2. Taxation (Source: “Zeimu Tsushin Magazine” )
1) Under the 2012 tax reform, a new reporting requirement for foreign stock-based benefits was introduced. When an officer, etc. of a Japanese subsidiary of any foreign company is granted stock-based benefits from that company, the subsidiary is obliged to submit a “payment statement to report foreign stock based benefit”. This requirement will be applied to all relevant statements reported on or after January 1, 2013. Under this requirement, if an officer or employee of a Japanese subsidiary exercises stock options that were granted by a particular foreign company and gains a profit from them during 2012, the Japanese subsidiary is required to report the payment statement showing names of officers, etc. and details of benefits.
2) On August 10, the Diet passed the revised consumption tax law to increase the tax rate. As a result, the sales tax rate will rise to 8 percent from April 1, 2014 and to 10 percent from October 1, 2015.
3. Labor Management（ Employees’ Work Hours Management）
How do you keep track of your employees’ working hours? Through on-site observation by managers, self-reporting, time cards, PC log-on/off records, IC cards, etc.

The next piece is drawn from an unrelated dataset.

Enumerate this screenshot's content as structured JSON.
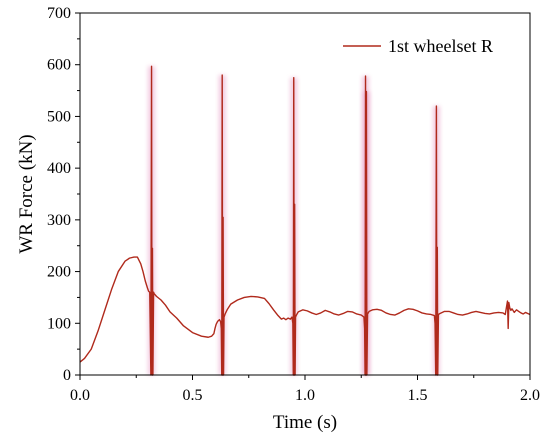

Even fingerprint authentication systems are becoming popular for prevention of ID fraud.
As unpaid overtime (so-called “service overtime”) has become a social problem, Ministry of Health, Labor and Welfare has announced the “Guidelines for measures to be taken by employers to appropriately identify employees’ work hours” (April 6th, 2001, No. 339). In accordance with these guidelines and other principles, employers are required to appropriately manage employees’ working hours by the following means:
◇Establishment of working system which eliminates unpaid overtime
In addition to proper management of employees’ working hours, employers are required to consider improvement of employees’ working environment. In addition, employers must create an efficient, streamlined working system, enabling the elimination of unnecessary overtime work.
◇Fixed overtime allowance
In principle, if an employee works more than 40 hours/week or 8 hours/day, or works late at night, the employer must pay 25% above and beyond the base hourly wage per hour worked. If an employee works on statutory holidays (at least 1 day/week or 4 days during a four-week period) the employer must pay 35% extra wage per hour worked (Labor Standards Law, Article 37).
On the other hand, there is no legal problem in paying more overtime allowance than what is actually owed. In order to reduce the trouble of overtime calculation and to improve employees’ working conditions, employers may pay overtime allowance in a fixed amount, as long as it is more than or not less than the statutory minimum requirement.
◇Requirements to implement fixed overtime allowance system Below are the minimum requirements for the implementation of the fixed overtime allowance system:
1. The number of employees’ working hours must be recorded on a daily basis even though the company is implementing a fixed overtime allowance system.
2. If the actual number of overtime hours exceeds the number equivalent to the fixed overtime allowance, the employer must pay an extra wage for the additional hours.
3. Even if the number of actual overtime hours is less than the number equivalent to the fixed overtime allowance, the employer must pay the whole amount of the latter.
4. This Week’s Words of Wisdom
Do not hire a man who does your work for money, but him who does it for love of it.
(Henry David Thoreau)
I would like to add the following personal observations to this proverb based upon my own experiences:
1) When someone starting to work makes money his/her first priority, he/she will unexpectedly leave to take another job that pays better.
2) I have never seen a person chasing only money and catching it.